Pacific people find healthy food inaccessible: report

Pacific people in New Zealand can't always afford to eat healthy food which could lower their high obesity rates, a report released today says.

The report, Food Security for Pacific Peoples in New Zealand, from the Obesity Action Coalition, said Pacific New Zealanders were finding it harder to access healthy and affordable food which meets their cultural and social needs.

Healthy food was more expensive, not as easy to access and often not as tasty as less healthy food, the report said.

Pacific people were two and a half times more likely to be obese than the general population, and local and central governments must actively support access to healthy food, the report's lead author, Professor Elaine Rush from AUT University, said.

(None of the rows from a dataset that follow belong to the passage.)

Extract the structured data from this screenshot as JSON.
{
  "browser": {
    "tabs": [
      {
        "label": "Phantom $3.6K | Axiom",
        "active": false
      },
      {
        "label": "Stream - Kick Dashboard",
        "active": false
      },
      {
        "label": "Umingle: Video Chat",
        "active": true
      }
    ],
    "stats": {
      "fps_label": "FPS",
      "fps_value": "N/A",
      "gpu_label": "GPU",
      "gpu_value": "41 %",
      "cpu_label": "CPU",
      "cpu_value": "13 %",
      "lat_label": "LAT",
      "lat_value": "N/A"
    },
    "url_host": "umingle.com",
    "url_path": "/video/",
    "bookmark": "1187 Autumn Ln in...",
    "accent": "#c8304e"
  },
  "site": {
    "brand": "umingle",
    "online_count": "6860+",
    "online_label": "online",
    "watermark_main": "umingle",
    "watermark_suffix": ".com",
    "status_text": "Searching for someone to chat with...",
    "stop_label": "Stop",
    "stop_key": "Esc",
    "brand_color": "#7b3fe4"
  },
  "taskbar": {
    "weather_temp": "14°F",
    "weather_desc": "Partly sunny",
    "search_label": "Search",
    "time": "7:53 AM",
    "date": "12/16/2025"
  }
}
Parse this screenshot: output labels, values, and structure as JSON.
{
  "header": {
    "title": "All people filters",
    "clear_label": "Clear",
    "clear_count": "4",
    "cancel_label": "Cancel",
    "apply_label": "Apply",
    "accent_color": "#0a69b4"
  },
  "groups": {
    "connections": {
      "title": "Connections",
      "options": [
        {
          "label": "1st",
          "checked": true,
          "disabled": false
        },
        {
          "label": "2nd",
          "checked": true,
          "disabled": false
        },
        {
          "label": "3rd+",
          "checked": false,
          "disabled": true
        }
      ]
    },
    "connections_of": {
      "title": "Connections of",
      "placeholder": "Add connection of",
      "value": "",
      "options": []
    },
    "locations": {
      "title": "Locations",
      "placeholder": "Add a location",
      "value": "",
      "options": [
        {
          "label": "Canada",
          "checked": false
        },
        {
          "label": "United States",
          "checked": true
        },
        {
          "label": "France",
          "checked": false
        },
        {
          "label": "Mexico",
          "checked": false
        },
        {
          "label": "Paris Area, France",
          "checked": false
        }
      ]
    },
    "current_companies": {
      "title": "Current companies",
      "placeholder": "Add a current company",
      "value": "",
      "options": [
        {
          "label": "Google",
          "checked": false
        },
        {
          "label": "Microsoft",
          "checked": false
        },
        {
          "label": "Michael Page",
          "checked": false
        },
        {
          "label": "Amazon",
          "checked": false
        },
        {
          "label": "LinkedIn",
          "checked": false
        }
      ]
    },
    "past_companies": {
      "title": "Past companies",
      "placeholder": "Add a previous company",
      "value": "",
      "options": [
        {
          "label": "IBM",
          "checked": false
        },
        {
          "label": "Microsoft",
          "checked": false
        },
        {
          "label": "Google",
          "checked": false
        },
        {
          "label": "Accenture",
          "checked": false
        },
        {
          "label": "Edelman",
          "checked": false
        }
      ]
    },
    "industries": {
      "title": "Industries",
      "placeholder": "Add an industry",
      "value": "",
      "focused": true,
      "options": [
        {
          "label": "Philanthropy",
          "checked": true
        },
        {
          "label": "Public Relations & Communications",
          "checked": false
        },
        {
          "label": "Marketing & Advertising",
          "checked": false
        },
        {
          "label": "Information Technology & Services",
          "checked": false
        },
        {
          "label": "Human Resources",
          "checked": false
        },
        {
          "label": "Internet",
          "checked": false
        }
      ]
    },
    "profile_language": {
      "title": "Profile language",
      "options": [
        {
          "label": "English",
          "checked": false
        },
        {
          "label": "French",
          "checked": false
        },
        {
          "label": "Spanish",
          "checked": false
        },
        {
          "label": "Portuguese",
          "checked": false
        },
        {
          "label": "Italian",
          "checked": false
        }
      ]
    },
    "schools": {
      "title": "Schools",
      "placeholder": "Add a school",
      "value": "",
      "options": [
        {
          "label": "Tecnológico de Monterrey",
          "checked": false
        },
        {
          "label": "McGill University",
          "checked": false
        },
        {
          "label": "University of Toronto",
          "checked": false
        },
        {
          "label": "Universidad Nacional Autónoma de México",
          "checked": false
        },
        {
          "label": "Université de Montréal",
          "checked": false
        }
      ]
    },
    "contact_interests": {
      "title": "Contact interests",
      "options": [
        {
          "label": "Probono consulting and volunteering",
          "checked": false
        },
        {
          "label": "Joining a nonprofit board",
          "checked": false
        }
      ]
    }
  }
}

She said obesity, a prime risk factor of cardiovascular disease and type 2 diabetes, was a form of malnutrition, as it was a result of eating too much food with cheap but empty calories and too few nutrients.

Ministry of Pacific Island Affairs chief executive Dr Colin Tukuitonga said community based interventions, such as working with takeaway outlets to increase healthy options and church-based healthy lifestyle programmes, showed promise.

"We know that health and social problems are more likely to be addressed if affected populations are actively involved in designing and delivering preventive and treatment services.

"But it is still essential that action is taken across all sectors of society."

Dr Tukuitonga was formerly head of the World Health Organisation's Global Strategy on Diet, Physical Activity and Health.